A few days ago, we attended a performance of Cambodian folk dance. The organization that runs the performances seems very worthwhile, with a very interesting story.1 We went to the Monday night performance, which featured traditional dances done to ask for water, during cardamom picking, at the end of the harvest, and several more. The costumes were brightly-colored, the dances were fun and easy to follow, and the dancers were skilled and in sync. In short, I was pretty riveted. This is especially notable since the performance was in an outdoor amphitheatre. Those kinds of venues usually make me pre-emptively itchy, since I can see and hear the mosquitos buzzing around to bite me. However, I was bug-ignorant and dancer-focused throughout the show.
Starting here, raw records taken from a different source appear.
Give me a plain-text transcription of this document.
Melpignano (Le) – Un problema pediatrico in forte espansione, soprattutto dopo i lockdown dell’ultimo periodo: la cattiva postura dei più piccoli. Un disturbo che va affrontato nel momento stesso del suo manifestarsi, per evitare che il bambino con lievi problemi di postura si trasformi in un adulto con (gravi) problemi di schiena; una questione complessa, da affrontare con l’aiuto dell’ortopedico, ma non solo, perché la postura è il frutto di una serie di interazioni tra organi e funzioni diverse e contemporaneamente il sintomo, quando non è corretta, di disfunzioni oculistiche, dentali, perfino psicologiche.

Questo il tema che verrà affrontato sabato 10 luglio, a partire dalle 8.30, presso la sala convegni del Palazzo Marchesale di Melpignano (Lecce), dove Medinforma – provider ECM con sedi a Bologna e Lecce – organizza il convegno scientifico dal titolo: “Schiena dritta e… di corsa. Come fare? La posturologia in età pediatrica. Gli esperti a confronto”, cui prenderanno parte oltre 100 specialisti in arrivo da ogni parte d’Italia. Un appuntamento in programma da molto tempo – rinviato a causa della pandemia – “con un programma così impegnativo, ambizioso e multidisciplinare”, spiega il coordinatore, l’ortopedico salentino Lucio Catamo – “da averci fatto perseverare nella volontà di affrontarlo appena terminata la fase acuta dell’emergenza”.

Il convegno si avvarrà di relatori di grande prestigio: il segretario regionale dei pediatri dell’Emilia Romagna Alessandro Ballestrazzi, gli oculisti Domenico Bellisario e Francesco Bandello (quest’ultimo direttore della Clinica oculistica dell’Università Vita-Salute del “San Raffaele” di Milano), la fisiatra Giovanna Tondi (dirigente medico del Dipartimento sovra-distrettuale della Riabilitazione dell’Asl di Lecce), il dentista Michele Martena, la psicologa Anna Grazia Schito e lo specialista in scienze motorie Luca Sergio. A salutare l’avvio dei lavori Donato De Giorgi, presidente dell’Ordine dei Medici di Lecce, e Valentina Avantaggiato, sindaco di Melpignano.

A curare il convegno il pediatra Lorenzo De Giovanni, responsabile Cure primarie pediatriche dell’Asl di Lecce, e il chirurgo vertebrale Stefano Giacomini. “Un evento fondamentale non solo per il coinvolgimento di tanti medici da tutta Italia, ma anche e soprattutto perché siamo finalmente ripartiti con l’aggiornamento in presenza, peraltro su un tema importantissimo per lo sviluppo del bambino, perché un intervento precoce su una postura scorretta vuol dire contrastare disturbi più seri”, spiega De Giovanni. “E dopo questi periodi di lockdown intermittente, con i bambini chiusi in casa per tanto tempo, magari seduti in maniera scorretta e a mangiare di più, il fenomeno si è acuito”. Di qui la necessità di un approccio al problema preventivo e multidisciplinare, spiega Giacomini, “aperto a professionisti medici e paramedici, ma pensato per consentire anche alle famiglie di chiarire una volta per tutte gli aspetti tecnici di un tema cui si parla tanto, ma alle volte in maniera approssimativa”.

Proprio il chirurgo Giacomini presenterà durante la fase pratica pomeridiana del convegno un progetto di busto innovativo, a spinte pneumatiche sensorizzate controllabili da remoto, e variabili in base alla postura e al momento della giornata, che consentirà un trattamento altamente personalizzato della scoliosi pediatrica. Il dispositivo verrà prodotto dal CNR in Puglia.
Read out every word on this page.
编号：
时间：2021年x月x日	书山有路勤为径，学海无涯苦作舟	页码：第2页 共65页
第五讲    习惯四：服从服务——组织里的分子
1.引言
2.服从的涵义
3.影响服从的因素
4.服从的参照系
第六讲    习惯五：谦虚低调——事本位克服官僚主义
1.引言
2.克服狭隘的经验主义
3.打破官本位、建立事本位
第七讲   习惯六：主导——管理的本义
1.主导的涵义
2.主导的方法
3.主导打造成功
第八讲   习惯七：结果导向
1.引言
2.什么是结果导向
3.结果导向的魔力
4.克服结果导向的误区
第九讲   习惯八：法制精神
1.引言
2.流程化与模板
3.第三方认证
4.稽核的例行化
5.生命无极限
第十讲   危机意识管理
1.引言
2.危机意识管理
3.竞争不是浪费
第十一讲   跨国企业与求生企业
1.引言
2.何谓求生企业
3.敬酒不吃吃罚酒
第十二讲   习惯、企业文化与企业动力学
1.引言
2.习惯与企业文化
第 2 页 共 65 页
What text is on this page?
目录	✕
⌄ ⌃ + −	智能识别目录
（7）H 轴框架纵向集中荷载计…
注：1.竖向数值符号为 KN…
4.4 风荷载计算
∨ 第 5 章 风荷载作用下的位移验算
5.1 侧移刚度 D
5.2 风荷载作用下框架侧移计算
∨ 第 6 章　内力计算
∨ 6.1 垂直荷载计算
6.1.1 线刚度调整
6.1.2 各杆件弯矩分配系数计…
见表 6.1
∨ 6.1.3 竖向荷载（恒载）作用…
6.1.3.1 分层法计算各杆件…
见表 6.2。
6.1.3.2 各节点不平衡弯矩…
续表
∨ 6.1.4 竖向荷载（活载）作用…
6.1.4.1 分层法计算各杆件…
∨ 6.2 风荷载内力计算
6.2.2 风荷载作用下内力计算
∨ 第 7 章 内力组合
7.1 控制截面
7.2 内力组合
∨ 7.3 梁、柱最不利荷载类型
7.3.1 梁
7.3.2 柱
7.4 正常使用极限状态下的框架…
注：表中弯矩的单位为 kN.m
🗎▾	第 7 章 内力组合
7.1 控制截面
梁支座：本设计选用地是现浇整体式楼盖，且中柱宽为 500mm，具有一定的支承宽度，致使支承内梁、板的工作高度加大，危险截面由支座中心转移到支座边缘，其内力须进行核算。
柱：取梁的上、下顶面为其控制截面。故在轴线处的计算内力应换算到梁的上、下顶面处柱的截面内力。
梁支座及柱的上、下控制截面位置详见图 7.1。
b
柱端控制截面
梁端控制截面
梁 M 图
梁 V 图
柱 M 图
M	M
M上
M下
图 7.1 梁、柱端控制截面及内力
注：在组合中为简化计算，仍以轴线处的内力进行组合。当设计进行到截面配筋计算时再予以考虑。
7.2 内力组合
B, on the other hand, had a different experience. When we first sat down, I had inadvertently eavesdropped on the conversations around us – hearing lots of English, French, one Cambodian family, and even an older Russian couple. They were in the row behind us and were debating which seats would offer the best possible vantage point. Having made up their minds, they relocated to the lower right part of the theatre; we stayed in the middle center. Soon after, the show began. The show managers thanked us for attending and asked us to turn off all cell phones and to only take non-Flash photography – in English. Then, the first dance commenced.
A few minutes into the second or third dance, all of a sudden, B jumped up violently and rushed to climb over me to the aisle. Once free, he ran around the back of the right-side seats down to the front, disappearing from my view. Having pressed rewind in my mind on the moment before B’s mad dash to the right, I tried to remember if someone down there had been loud. After all, B’s actions had been too violent to be motivated by the need for a restroom break. Then, I recalled a Flash having gone off, and wondered if this had been the impetus. I also recalled the Russian couple’s move to the lower right and wondered if they were the offenders. Perhaps they didn’t understand the warnings to not use Flash because they don’t speak English, I thought. Maybe I should have told B how to say ‘camera Flash’ in Russian, so he could translate? In a few minutes, B quietly returned to his seat, not saying anything about his outburst, so as not to disturb the audience. We enjoyed the remainder of the show in peace.
On our way back to the apartment, I asked him what had prompted the rush. B says that almost immediately after the show started, someone in the lower right hand section of seats began taking Flash photos. One of the lighting/tech employees of the show came over and asked this person to stop using Flash. A few minutes later, B says, this person had again begun taking Flash pictures. At this point, an usher/show manager came over and asked the individual to stop. The moment that this woman walked away, this spectator immediately took another photo with Flash, in a move so blatantly disrespectful that my husband immediately jumped up.
I wondered aloud if the offender had been the Russian man I overheard, sharing my theory about the potential language barrier. (However, we agreed that hand motions from the two employees should have solved that issue.) ‘Maybe I should have taught you the word for Flash in Russian,’ I mused, ‘so you could have made sure that the man understood.’ And then B said, ‘Oh, well I figured that if I needed to, I could just say жопа (zhopa), and he would get what I meant.’ (Zhopa means ass[hole] in Russian.)
I have clearly taught him the most important words.
1 The head of the organization is a man who acted quickly to save Cambodian culture. During the genocide perpetrated by the Khmer Rouge, 90% of the country’s artists were killed. Realizing that the remainder may well die out before passing on this history and national treasure, he got the remaining artists together. These few then taught a new generation of kids how to perform a variety of traditional dances, thereby allowing the tradition to continue on. The kids being taught, by the way, were from poor areas and disadvantaged backgrounds, so they also managed to improve these kids’ opportunities.